Arimapatti Sakthivel is a 2024 Tamil-language drama film directed by Ramesh Kandhasamy and written by Pavan K. The film stars himself, Charle, Meghnaa Ellan and Imman Annachi in the lead roles. The film was produced by Pavan K and Ajish P, and the production is handled by Life Cycle Creations. The film was released on 8 March 2024 to negative reviews from critics.

== Release ==
Arimapatti Sakthivel was theatrically released on 8 March 2024.

== Reception ==
Roopa Radhakrishnan from The Times of India rated the film 1 1/2 stars out of 5 stars and said "The performances of the Arimapatti Sakthivel cast are all right, with the exception of Pavan K. He is downright bad in his role."

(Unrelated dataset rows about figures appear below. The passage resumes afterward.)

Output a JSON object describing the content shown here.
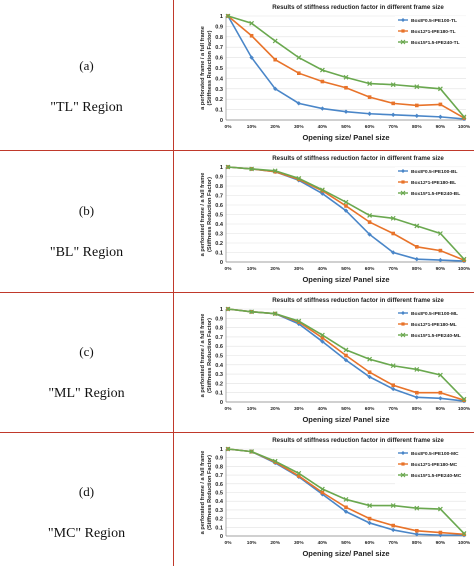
{
  "rows": [
    {
      "letter": "(a)",
      "region": "\"TL\" Region",
      "chart_data": {
        "type": "line",
        "title": "Results of stiffness reduction factor in different frame size",
        "xlabel": "Opening size/ Panel size",
        "ylabel_line1": "a perforated frame / a full frame",
        "ylabel_line2": "(Stiffness Reduction Factor)",
        "categories": [
          "0%",
          "10%",
          "20%",
          "30%",
          "40%",
          "50%",
          "60%",
          "70%",
          "80%",
          "90%",
          "100%"
        ],
        "yticks": [
          "0",
          "0.1",
          "0.2",
          "0.3",
          "0.4",
          "0.5",
          "0.6",
          "0.7",
          "0.8",
          "0.9",
          "1"
        ],
        "ylim": [
          0,
          1
        ],
        "grid": true,
        "legend": "top-right",
        "series": [
          {
            "name": "Box8*0.5-IPE100-TL",
            "marker": "diamond",
            "color": "#4a86c8",
            "values": [
              1.0,
              0.6,
              0.3,
              0.16,
              0.11,
              0.08,
              0.06,
              0.05,
              0.04,
              0.03,
              0.01
            ]
          },
          {
            "name": "Box12*1-IPE180-TL",
            "marker": "square",
            "color": "#e8732a",
            "values": [
              1.0,
              0.81,
              0.58,
              0.45,
              0.37,
              0.31,
              0.22,
              0.16,
              0.14,
              0.15,
              0.02
            ]
          },
          {
            "name": "Box15*1.5-IPE240-TL",
            "marker": "x",
            "color": "#6aa84f",
            "values": [
              1.0,
              0.93,
              0.76,
              0.6,
              0.48,
              0.41,
              0.35,
              0.34,
              0.32,
              0.3,
              0.03
            ]
          }
        ]
      }
    },
    {
      "letter": "(b)",
      "region": "\"BL\" Region",
      "chart_data": {
        "type": "line",
        "title": "Results of stiffness reduction factor in different frame size",
        "xlabel": "Opening size/ Panel size",
        "ylabel_line1": "a perforated frame / a full frame",
        "ylabel_line2": "(Stiffness Reduction Factor)",
        "categories": [
          "0%",
          "10%",
          "20%",
          "30%",
          "40%",
          "50%",
          "60%",
          "70%",
          "80%",
          "90%",
          "100%"
        ],
        "yticks": [
          "0",
          "0.1",
          "0.2",
          "0.3",
          "0.4",
          "0.5",
          "0.6",
          "0.7",
          "0.8",
          "0.9",
          "1"
        ],
        "ylim": [
          0,
          1
        ],
        "grid": true,
        "legend": "top-right",
        "series": [
          {
            "name": "Box8*0.5-IPE100-BL",
            "marker": "diamond",
            "color": "#4a86c8",
            "values": [
              1.0,
              0.98,
              0.95,
              0.86,
              0.72,
              0.54,
              0.29,
              0.1,
              0.03,
              0.02,
              0.01
            ]
          },
          {
            "name": "Box12*1-IPE180-BL",
            "marker": "square",
            "color": "#e8732a",
            "values": [
              1.0,
              0.98,
              0.95,
              0.87,
              0.75,
              0.59,
              0.42,
              0.3,
              0.16,
              0.12,
              0.02
            ]
          },
          {
            "name": "Box15*1.5-IPE240-BL",
            "marker": "x",
            "color": "#6aa84f",
            "values": [
              1.0,
              0.98,
              0.96,
              0.88,
              0.76,
              0.63,
              0.49,
              0.46,
              0.38,
              0.3,
              0.03
            ]
          }
        ]
      }
    },
    {
      "letter": "(c)",
      "region": "\"ML\" Region",
      "chart_data": {
        "type": "line",
        "title": "Results of stiffness reduction factor in different frame size",
        "xlabel": "Opening size/ Panel size",
        "ylabel_line1": "a perforated frame / a full frame",
        "ylabel_line2": "(Stiffness Reduction Factor)",
        "categories": [
          "0%",
          "10%",
          "20%",
          "30%",
          "40%",
          "50%",
          "60%",
          "70%",
          "80%",
          "90%",
          "100%"
        ],
        "yticks": [
          "0",
          "0.1",
          "0.2",
          "0.3",
          "0.4",
          "0.5",
          "0.6",
          "0.7",
          "0.8",
          "0.9",
          "1"
        ],
        "ylim": [
          0,
          1
        ],
        "grid": true,
        "legend": "top-right",
        "series": [
          {
            "name": "Box8*0.5-IPE100-ML",
            "marker": "diamond",
            "color": "#4a86c8",
            "values": [
              1.0,
              0.97,
              0.95,
              0.84,
              0.65,
              0.45,
              0.27,
              0.14,
              0.05,
              0.04,
              0.01
            ]
          },
          {
            "name": "Box12*1-IPE180-ML",
            "marker": "square",
            "color": "#e8732a",
            "values": [
              1.0,
              0.97,
              0.95,
              0.86,
              0.69,
              0.5,
              0.32,
              0.18,
              0.1,
              0.1,
              0.02
            ]
          },
          {
            "name": "Box15*1.5-IPE240-ML",
            "marker": "x",
            "color": "#6aa84f",
            "values": [
              1.0,
              0.97,
              0.95,
              0.87,
              0.72,
              0.56,
              0.46,
              0.39,
              0.35,
              0.29,
              0.03
            ]
          }
        ]
      }
    },
    {
      "letter": "(d)",
      "region": "\"MC\" Region",
      "chart_data": {
        "type": "line",
        "title": "Results of stiffness reduction factor in different frame size",
        "xlabel": "Opening size/ Panel size",
        "ylabel_line1": "a perforated frame / a full frame",
        "ylabel_line2": "(Stiffness Reduction Factor)",
        "categories": [
          "0%",
          "10%",
          "20%",
          "30%",
          "40%",
          "50%",
          "60%",
          "70%",
          "80%",
          "90%",
          "100%"
        ],
        "yticks": [
          "0",
          "0.1",
          "0.2",
          "0.3",
          "0.4",
          "0.5",
          "0.6",
          "0.7",
          "0.8",
          "0.9",
          "1"
        ],
        "ylim": [
          0,
          1
        ],
        "grid": true,
        "legend": "top-right",
        "series": [
          {
            "name": "Box8*0.5-IPE100-MC",
            "marker": "diamond",
            "color": "#4a86c8",
            "values": [
              1.0,
              0.97,
              0.84,
              0.68,
              0.48,
              0.28,
              0.15,
              0.07,
              0.02,
              0.01,
              0.01
            ]
          },
          {
            "name": "Box12*1-IPE180-MC",
            "marker": "square",
            "color": "#e8732a",
            "values": [
              1.0,
              0.97,
              0.85,
              0.69,
              0.5,
              0.33,
              0.2,
              0.12,
              0.06,
              0.04,
              0.02
            ]
          },
          {
            "name": "Box15*1.5-IPE240-MC",
            "marker": "x",
            "color": "#6aa84f",
            "values": [
              1.0,
              0.97,
              0.86,
              0.72,
              0.54,
              0.42,
              0.35,
              0.35,
              0.32,
              0.31,
              0.03
            ]
          }
        ]
      }
    }
  ]
}
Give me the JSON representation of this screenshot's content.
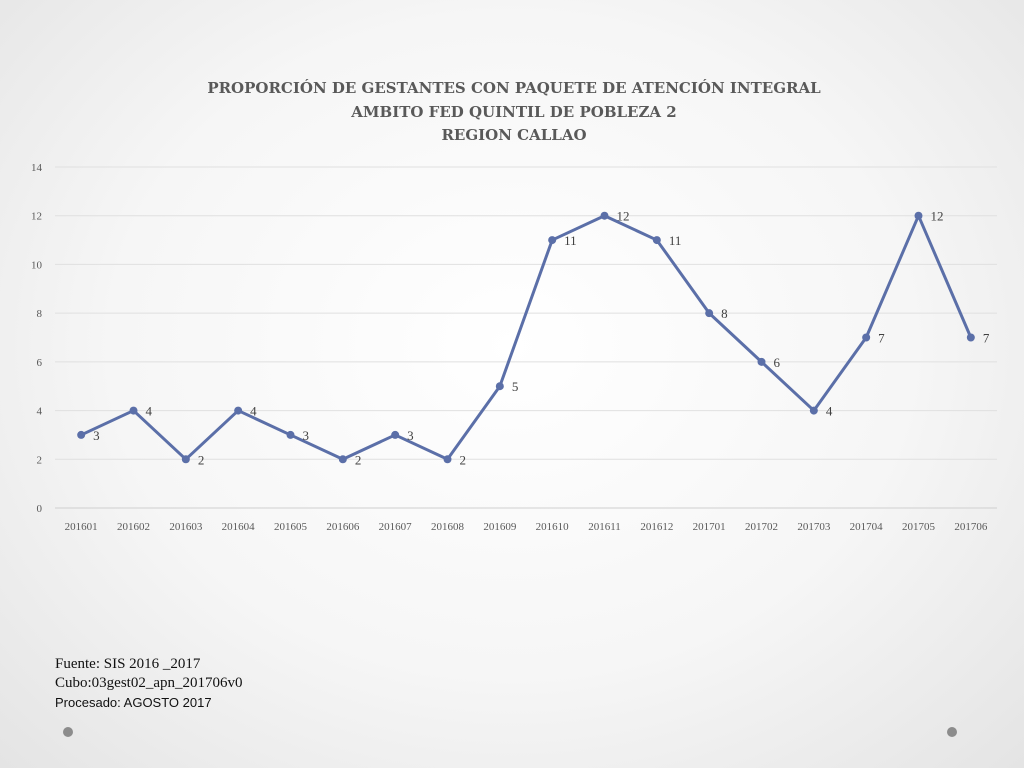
{
  "chart_data": {
    "type": "line",
    "title": [
      "PROPORCIÓN DE GESTANTES CON PAQUETE DE ATENCIÓN INTEGRAL",
      "AMBITO FED QUINTIL DE POBLEZA 2",
      "REGION CALLAO"
    ],
    "categories": [
      "201601",
      "201602",
      "201603",
      "201604",
      "201605",
      "201606",
      "201607",
      "201608",
      "201609",
      "201610",
      "201611",
      "201612",
      "201701",
      "201702",
      "201703",
      "201704",
      "201705",
      "201706"
    ],
    "series": [
      {
        "values": [
          3,
          4,
          2,
          4,
          3,
          2,
          3,
          2,
          5,
          11,
          12,
          11,
          8,
          6,
          4,
          7,
          12,
          7
        ]
      }
    ],
    "ylim": [
      0,
      14
    ],
    "yticks": [
      0,
      2,
      4,
      6,
      8,
      10,
      12,
      14
    ],
    "grid": true,
    "legend": "none",
    "line_color": "#5b6fa8"
  },
  "footer": {
    "source": "Fuente: SIS 2016 _2017",
    "cube": "Cubo:03gest02_apn_201706v0",
    "processed": "Procesado: AGOSTO 2017"
  }
}
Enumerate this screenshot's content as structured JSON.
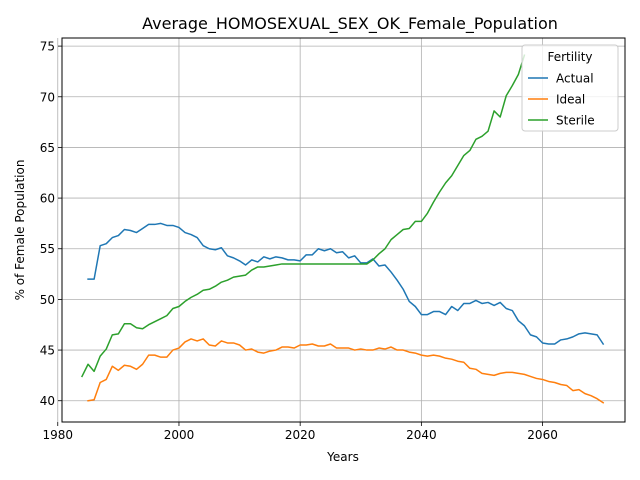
{
  "chart_data": {
    "type": "line",
    "title": "Average_HOMOSEXUAL_SEX_OK_Female_Population",
    "xlabel": "Years",
    "ylabel": "% of Female Population",
    "xlim": [
      1980.7,
      2073.6
    ],
    "ylim": [
      37.9,
      75.8
    ],
    "xticks": [
      1980,
      2000,
      2020,
      2040,
      2060
    ],
    "yticks": [
      40,
      45,
      50,
      55,
      60,
      65,
      70,
      75
    ],
    "grid": true,
    "legend": {
      "title": "Fertility",
      "placement": "top-right"
    },
    "series": [
      {
        "name": "Actual",
        "color": "#1f77b4",
        "points": [
          [
            1985,
            52.0
          ],
          [
            1986,
            52.0
          ],
          [
            1987,
            55.3
          ],
          [
            1988,
            55.5
          ],
          [
            1989,
            56.1
          ],
          [
            1990,
            56.3
          ],
          [
            1991,
            56.9
          ],
          [
            1992,
            56.8
          ],
          [
            1993,
            56.6
          ],
          [
            1994,
            57.0
          ],
          [
            1995,
            57.4
          ],
          [
            1996,
            57.4
          ],
          [
            1997,
            57.5
          ],
          [
            1998,
            57.3
          ],
          [
            1999,
            57.3
          ],
          [
            2000,
            57.1
          ],
          [
            2001,
            56.6
          ],
          [
            2002,
            56.4
          ],
          [
            2003,
            56.1
          ],
          [
            2004,
            55.3
          ],
          [
            2005,
            55.0
          ],
          [
            2006,
            54.9
          ],
          [
            2007,
            55.1
          ],
          [
            2008,
            54.3
          ],
          [
            2009,
            54.1
          ],
          [
            2010,
            53.8
          ],
          [
            2011,
            53.4
          ],
          [
            2012,
            53.9
          ],
          [
            2013,
            53.7
          ],
          [
            2014,
            54.2
          ],
          [
            2015,
            54.0
          ],
          [
            2016,
            54.2
          ],
          [
            2017,
            54.1
          ],
          [
            2018,
            53.9
          ],
          [
            2019,
            53.9
          ],
          [
            2020,
            53.8
          ],
          [
            2021,
            54.4
          ],
          [
            2022,
            54.4
          ],
          [
            2023,
            55.0
          ],
          [
            2024,
            54.8
          ],
          [
            2025,
            55.0
          ],
          [
            2026,
            54.6
          ],
          [
            2027,
            54.7
          ],
          [
            2028,
            54.1
          ],
          [
            2029,
            54.3
          ],
          [
            2030,
            53.6
          ],
          [
            2031,
            53.6
          ],
          [
            2032,
            54.0
          ],
          [
            2033,
            53.3
          ],
          [
            2034,
            53.4
          ],
          [
            2035,
            52.7
          ],
          [
            2036,
            51.9
          ],
          [
            2037,
            51.0
          ],
          [
            2038,
            49.8
          ],
          [
            2039,
            49.3
          ],
          [
            2040,
            48.5
          ],
          [
            2041,
            48.5
          ],
          [
            2042,
            48.8
          ],
          [
            2043,
            48.8
          ],
          [
            2044,
            48.5
          ],
          [
            2045,
            49.3
          ],
          [
            2046,
            48.9
          ],
          [
            2047,
            49.6
          ],
          [
            2048,
            49.6
          ],
          [
            2049,
            49.9
          ],
          [
            2050,
            49.6
          ],
          [
            2051,
            49.7
          ],
          [
            2052,
            49.4
          ],
          [
            2053,
            49.7
          ],
          [
            2054,
            49.1
          ],
          [
            2055,
            48.9
          ],
          [
            2056,
            47.9
          ],
          [
            2057,
            47.4
          ],
          [
            2058,
            46.5
          ],
          [
            2059,
            46.3
          ],
          [
            2060,
            45.7
          ],
          [
            2061,
            45.6
          ],
          [
            2062,
            45.6
          ],
          [
            2063,
            46.0
          ],
          [
            2064,
            46.1
          ],
          [
            2065,
            46.3
          ],
          [
            2066,
            46.6
          ],
          [
            2067,
            46.7
          ],
          [
            2068,
            46.6
          ],
          [
            2069,
            46.5
          ],
          [
            2070,
            45.6
          ]
        ]
      },
      {
        "name": "Ideal",
        "color": "#ff7f0e",
        "points": [
          [
            1985,
            40.0
          ],
          [
            1986,
            40.1
          ],
          [
            1987,
            41.8
          ],
          [
            1988,
            42.1
          ],
          [
            1989,
            43.4
          ],
          [
            1990,
            43.0
          ],
          [
            1991,
            43.5
          ],
          [
            1992,
            43.4
          ],
          [
            1993,
            43.1
          ],
          [
            1994,
            43.6
          ],
          [
            1995,
            44.5
          ],
          [
            1996,
            44.5
          ],
          [
            1997,
            44.3
          ],
          [
            1998,
            44.3
          ],
          [
            1999,
            45.0
          ],
          [
            2000,
            45.2
          ],
          [
            2001,
            45.8
          ],
          [
            2002,
            46.1
          ],
          [
            2003,
            45.9
          ],
          [
            2004,
            46.1
          ],
          [
            2005,
            45.5
          ],
          [
            2006,
            45.4
          ],
          [
            2007,
            45.9
          ],
          [
            2008,
            45.7
          ],
          [
            2009,
            45.7
          ],
          [
            2010,
            45.5
          ],
          [
            2011,
            45.0
          ],
          [
            2012,
            45.1
          ],
          [
            2013,
            44.8
          ],
          [
            2014,
            44.7
          ],
          [
            2015,
            44.9
          ],
          [
            2016,
            45.0
          ],
          [
            2017,
            45.3
          ],
          [
            2018,
            45.3
          ],
          [
            2019,
            45.2
          ],
          [
            2020,
            45.5
          ],
          [
            2021,
            45.5
          ],
          [
            2022,
            45.6
          ],
          [
            2023,
            45.4
          ],
          [
            2024,
            45.4
          ],
          [
            2025,
            45.6
          ],
          [
            2026,
            45.2
          ],
          [
            2027,
            45.2
          ],
          [
            2028,
            45.2
          ],
          [
            2029,
            45.0
          ],
          [
            2030,
            45.1
          ],
          [
            2031,
            45.0
          ],
          [
            2032,
            45.0
          ],
          [
            2033,
            45.2
          ],
          [
            2034,
            45.1
          ],
          [
            2035,
            45.3
          ],
          [
            2036,
            45.0
          ],
          [
            2037,
            45.0
          ],
          [
            2038,
            44.8
          ],
          [
            2039,
            44.7
          ],
          [
            2040,
            44.5
          ],
          [
            2041,
            44.4
          ],
          [
            2042,
            44.5
          ],
          [
            2043,
            44.4
          ],
          [
            2044,
            44.2
          ],
          [
            2045,
            44.1
          ],
          [
            2046,
            43.9
          ],
          [
            2047,
            43.8
          ],
          [
            2048,
            43.2
          ],
          [
            2049,
            43.1
          ],
          [
            2050,
            42.7
          ],
          [
            2051,
            42.6
          ],
          [
            2052,
            42.5
          ],
          [
            2053,
            42.7
          ],
          [
            2054,
            42.8
          ],
          [
            2055,
            42.8
          ],
          [
            2056,
            42.7
          ],
          [
            2057,
            42.6
          ],
          [
            2058,
            42.4
          ],
          [
            2059,
            42.2
          ],
          [
            2060,
            42.1
          ],
          [
            2061,
            41.9
          ],
          [
            2062,
            41.8
          ],
          [
            2063,
            41.6
          ],
          [
            2064,
            41.5
          ],
          [
            2065,
            41.0
          ],
          [
            2066,
            41.1
          ],
          [
            2067,
            40.7
          ],
          [
            2068,
            40.5
          ],
          [
            2069,
            40.2
          ],
          [
            2070,
            39.8
          ]
        ]
      },
      {
        "name": "Sterile",
        "color": "#2ca02c",
        "points": [
          [
            1984,
            42.4
          ],
          [
            1985,
            43.6
          ],
          [
            1986,
            42.9
          ],
          [
            1987,
            44.4
          ],
          [
            1988,
            45.1
          ],
          [
            1989,
            46.5
          ],
          [
            1990,
            46.6
          ],
          [
            1991,
            47.6
          ],
          [
            1992,
            47.6
          ],
          [
            1993,
            47.2
          ],
          [
            1994,
            47.1
          ],
          [
            1995,
            47.5
          ],
          [
            1996,
            47.8
          ],
          [
            1997,
            48.1
          ],
          [
            1998,
            48.4
          ],
          [
            1999,
            49.1
          ],
          [
            2000,
            49.3
          ],
          [
            2001,
            49.8
          ],
          [
            2002,
            50.2
          ],
          [
            2003,
            50.5
          ],
          [
            2004,
            50.9
          ],
          [
            2005,
            51.0
          ],
          [
            2006,
            51.3
          ],
          [
            2007,
            51.7
          ],
          [
            2008,
            51.9
          ],
          [
            2009,
            52.2
          ],
          [
            2010,
            52.3
          ],
          [
            2011,
            52.4
          ],
          [
            2012,
            52.9
          ],
          [
            2013,
            53.2
          ],
          [
            2014,
            53.2
          ],
          [
            2015,
            53.3
          ],
          [
            2016,
            53.4
          ],
          [
            2017,
            53.5
          ],
          [
            2018,
            53.5
          ],
          [
            2019,
            53.5
          ],
          [
            2020,
            53.5
          ],
          [
            2021,
            53.5
          ],
          [
            2022,
            53.5
          ],
          [
            2023,
            53.5
          ],
          [
            2024,
            53.5
          ],
          [
            2025,
            53.5
          ],
          [
            2026,
            53.5
          ],
          [
            2027,
            53.5
          ],
          [
            2028,
            53.5
          ],
          [
            2029,
            53.5
          ],
          [
            2030,
            53.5
          ],
          [
            2031,
            53.5
          ],
          [
            2032,
            53.9
          ],
          [
            2033,
            54.5
          ],
          [
            2034,
            55.0
          ],
          [
            2035,
            55.9
          ],
          [
            2036,
            56.4
          ],
          [
            2037,
            56.9
          ],
          [
            2038,
            57.0
          ],
          [
            2039,
            57.7
          ],
          [
            2040,
            57.7
          ],
          [
            2041,
            58.5
          ],
          [
            2042,
            59.6
          ],
          [
            2043,
            60.6
          ],
          [
            2044,
            61.5
          ],
          [
            2045,
            62.2
          ],
          [
            2046,
            63.2
          ],
          [
            2047,
            64.2
          ],
          [
            2048,
            64.7
          ],
          [
            2049,
            65.8
          ],
          [
            2050,
            66.1
          ],
          [
            2051,
            66.6
          ],
          [
            2052,
            68.6
          ],
          [
            2053,
            68.0
          ],
          [
            2054,
            70.1
          ],
          [
            2055,
            71.1
          ],
          [
            2056,
            72.2
          ],
          [
            2057,
            74.1
          ]
        ]
      }
    ]
  }
}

Manigandan KR from Times Now rated the film two stars out of five stars and said "On the whole, Arimapatti Sakthivel is a film that could have been a lot better if enough attention had been paid to narrating the story well." Sreejith Mullappilly from Cinema Express rated the film 1 1/2 stars out of 5 stars and said "At some point in Arimapatti Sakthivel, Charle’s character tells his son to pursue his filmmaking and storytelling ambitions and give his love life a skip. As the film started to transition from a social drama into an actioner, I wished that Sakthivel had heeded his father's piece of advice."